The simulation time is set to be from 22:00 to 23:00 on 25 November 2022, the observation station is set to Beijing and the satellite is set to Kompsat-2B. The phase angle change of the satellite during the observation period is calculated as the basis for the phase angle measurement of the scaling experiment. The initial attitude of the simulation is taken as the initial attitude of the scaling experiment. A part of the photometric measurement data is shown in Figure 5.

The number of particles is set to 5000. Figure 6 shows the comparison of the attitude inversion results of space object based on SPF and PF at different times. It can be seen that the estimation error of the SPF is less than that of PF, especially at the moment when the error of PF algorithm is large such as time 288, 290, 316, 318, etc., and the estimated value is closer to the real characteristic parameters of the space object, which shows that the SPF inversion method can effectively improve estimation accuracy. The improved accuracy of SPF compared with PF is shown in Figure 7.

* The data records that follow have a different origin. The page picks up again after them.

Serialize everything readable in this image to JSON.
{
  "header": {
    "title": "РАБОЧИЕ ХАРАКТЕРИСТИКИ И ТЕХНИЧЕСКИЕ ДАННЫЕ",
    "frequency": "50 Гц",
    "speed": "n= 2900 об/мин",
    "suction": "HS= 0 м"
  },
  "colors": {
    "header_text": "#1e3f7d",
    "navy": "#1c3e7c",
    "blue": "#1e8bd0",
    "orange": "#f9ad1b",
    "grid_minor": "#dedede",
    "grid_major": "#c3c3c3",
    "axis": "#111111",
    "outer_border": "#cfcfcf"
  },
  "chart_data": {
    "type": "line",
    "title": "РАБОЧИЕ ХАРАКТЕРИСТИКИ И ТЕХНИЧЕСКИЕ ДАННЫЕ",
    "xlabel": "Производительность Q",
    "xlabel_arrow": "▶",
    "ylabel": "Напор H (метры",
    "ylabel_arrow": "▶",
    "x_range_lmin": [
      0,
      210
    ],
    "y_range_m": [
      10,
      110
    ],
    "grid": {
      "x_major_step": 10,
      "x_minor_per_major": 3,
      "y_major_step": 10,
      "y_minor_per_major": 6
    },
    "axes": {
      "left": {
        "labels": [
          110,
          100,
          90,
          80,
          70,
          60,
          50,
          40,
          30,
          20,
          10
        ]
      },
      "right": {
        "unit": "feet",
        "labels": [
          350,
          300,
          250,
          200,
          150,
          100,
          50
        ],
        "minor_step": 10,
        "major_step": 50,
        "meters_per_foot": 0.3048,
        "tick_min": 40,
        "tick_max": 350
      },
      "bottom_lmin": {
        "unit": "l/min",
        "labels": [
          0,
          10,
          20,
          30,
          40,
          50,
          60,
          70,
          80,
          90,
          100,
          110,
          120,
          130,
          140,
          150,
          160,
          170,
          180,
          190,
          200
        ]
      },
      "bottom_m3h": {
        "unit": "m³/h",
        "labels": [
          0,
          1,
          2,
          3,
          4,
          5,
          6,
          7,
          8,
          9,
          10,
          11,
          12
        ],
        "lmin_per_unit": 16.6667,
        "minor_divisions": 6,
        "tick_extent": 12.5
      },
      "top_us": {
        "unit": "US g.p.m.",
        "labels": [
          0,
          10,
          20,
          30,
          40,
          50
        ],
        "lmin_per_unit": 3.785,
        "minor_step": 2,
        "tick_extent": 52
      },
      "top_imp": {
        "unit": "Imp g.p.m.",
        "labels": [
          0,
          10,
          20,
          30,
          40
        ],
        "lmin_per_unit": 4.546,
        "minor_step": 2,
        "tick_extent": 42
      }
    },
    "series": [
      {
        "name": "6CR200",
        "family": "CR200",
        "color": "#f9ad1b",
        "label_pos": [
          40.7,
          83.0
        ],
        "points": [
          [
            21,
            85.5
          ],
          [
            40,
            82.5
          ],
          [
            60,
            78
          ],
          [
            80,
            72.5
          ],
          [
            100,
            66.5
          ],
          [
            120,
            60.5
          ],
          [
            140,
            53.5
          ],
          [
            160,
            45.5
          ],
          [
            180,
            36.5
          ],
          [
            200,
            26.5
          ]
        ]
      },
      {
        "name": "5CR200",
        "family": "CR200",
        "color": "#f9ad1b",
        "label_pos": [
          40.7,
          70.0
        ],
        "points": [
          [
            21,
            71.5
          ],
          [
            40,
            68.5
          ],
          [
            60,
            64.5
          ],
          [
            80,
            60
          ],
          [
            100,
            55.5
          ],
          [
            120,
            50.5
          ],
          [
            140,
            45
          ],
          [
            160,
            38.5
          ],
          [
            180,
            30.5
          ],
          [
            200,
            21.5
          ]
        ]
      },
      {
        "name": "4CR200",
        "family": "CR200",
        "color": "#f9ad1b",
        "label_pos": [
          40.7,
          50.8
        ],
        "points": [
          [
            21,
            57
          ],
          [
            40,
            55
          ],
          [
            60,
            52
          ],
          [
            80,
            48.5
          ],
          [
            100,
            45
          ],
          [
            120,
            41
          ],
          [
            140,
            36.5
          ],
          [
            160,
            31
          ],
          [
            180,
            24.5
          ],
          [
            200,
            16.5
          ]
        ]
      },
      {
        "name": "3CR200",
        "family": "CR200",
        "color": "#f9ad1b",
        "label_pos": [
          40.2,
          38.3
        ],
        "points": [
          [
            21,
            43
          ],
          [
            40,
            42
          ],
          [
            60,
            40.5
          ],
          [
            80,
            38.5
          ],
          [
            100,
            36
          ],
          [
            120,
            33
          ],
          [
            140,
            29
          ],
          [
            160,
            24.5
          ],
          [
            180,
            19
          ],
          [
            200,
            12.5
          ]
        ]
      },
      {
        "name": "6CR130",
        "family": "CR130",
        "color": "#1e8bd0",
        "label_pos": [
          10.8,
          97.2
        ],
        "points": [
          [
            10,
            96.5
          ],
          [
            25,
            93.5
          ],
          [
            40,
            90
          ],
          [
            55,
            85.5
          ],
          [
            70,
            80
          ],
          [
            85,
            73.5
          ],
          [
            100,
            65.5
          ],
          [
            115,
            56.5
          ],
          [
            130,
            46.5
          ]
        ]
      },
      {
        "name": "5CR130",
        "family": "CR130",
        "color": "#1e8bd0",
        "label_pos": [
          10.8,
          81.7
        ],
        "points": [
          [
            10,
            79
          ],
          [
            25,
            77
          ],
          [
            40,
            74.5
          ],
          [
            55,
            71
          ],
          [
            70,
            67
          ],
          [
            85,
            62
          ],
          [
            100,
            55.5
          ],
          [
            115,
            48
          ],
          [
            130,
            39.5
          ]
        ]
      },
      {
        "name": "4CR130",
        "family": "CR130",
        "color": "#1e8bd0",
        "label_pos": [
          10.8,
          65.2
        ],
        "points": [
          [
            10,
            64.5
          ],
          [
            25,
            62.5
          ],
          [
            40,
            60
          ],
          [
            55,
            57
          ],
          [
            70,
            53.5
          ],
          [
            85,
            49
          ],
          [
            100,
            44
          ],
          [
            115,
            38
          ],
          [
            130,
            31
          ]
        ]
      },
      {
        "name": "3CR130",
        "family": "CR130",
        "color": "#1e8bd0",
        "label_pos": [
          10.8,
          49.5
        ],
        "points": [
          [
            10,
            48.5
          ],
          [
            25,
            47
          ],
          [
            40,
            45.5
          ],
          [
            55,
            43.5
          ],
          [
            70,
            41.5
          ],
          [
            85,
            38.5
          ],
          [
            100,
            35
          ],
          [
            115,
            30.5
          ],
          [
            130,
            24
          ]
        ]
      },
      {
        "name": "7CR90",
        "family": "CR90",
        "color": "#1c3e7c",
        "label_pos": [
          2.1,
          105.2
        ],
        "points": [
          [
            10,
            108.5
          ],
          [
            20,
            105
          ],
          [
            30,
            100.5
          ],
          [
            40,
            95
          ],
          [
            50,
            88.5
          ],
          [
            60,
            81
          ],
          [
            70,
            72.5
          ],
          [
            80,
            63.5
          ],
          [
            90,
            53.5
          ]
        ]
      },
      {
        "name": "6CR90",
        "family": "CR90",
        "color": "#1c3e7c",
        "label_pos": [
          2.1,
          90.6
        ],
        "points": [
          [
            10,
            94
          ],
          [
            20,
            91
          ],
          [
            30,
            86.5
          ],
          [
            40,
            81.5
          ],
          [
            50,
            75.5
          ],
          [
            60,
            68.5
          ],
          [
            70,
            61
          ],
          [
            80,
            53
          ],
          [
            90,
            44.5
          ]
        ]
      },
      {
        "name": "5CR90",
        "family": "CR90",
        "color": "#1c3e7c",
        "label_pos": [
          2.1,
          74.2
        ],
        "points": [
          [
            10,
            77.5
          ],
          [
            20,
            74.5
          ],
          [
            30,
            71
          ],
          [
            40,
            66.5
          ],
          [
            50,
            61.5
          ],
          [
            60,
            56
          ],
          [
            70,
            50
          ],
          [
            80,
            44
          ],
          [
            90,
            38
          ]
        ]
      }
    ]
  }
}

Figure 8 shows the RMSE of the inversion error of SPF and PF filter after 30 experiments. During these simulations, the estimation in Equation (13) of the covariance matrix is all stable. It can be seen that the RMSE value of SPF is about 0.1 less than that of PF, which not only shows that the inversion result based on SPF is better than the inversion result based on PF, but also proves the effectiveness of the inversion method based on SPF.

4. Discussion

This paper provides a new inversion method based on SPF, which combines the estimation results of the standard PF algorithm and the resampling algorithm of the particle generation process. The first particle filter identifies particles near the real state. Before the second particle filter, it is equivalent to the actual state distribution of the system that is known, so that the distribution of initial particles can be set more efficiently and effectively, and the number of particles close to the real state of the system can be increased. Experiment results show that the estimation error and the RMSE of the inversion error of SPF is less than those of PF, which shows that the inversion result based on SPF is better than the inversion result based on PF. The SPF method can inverse SOC from photometric data and has strong universality, which can be integrated with other PF methods such as UPF. However, sometimes its results are difficult to converge, which is a problem that we need to further study and overcome in the future.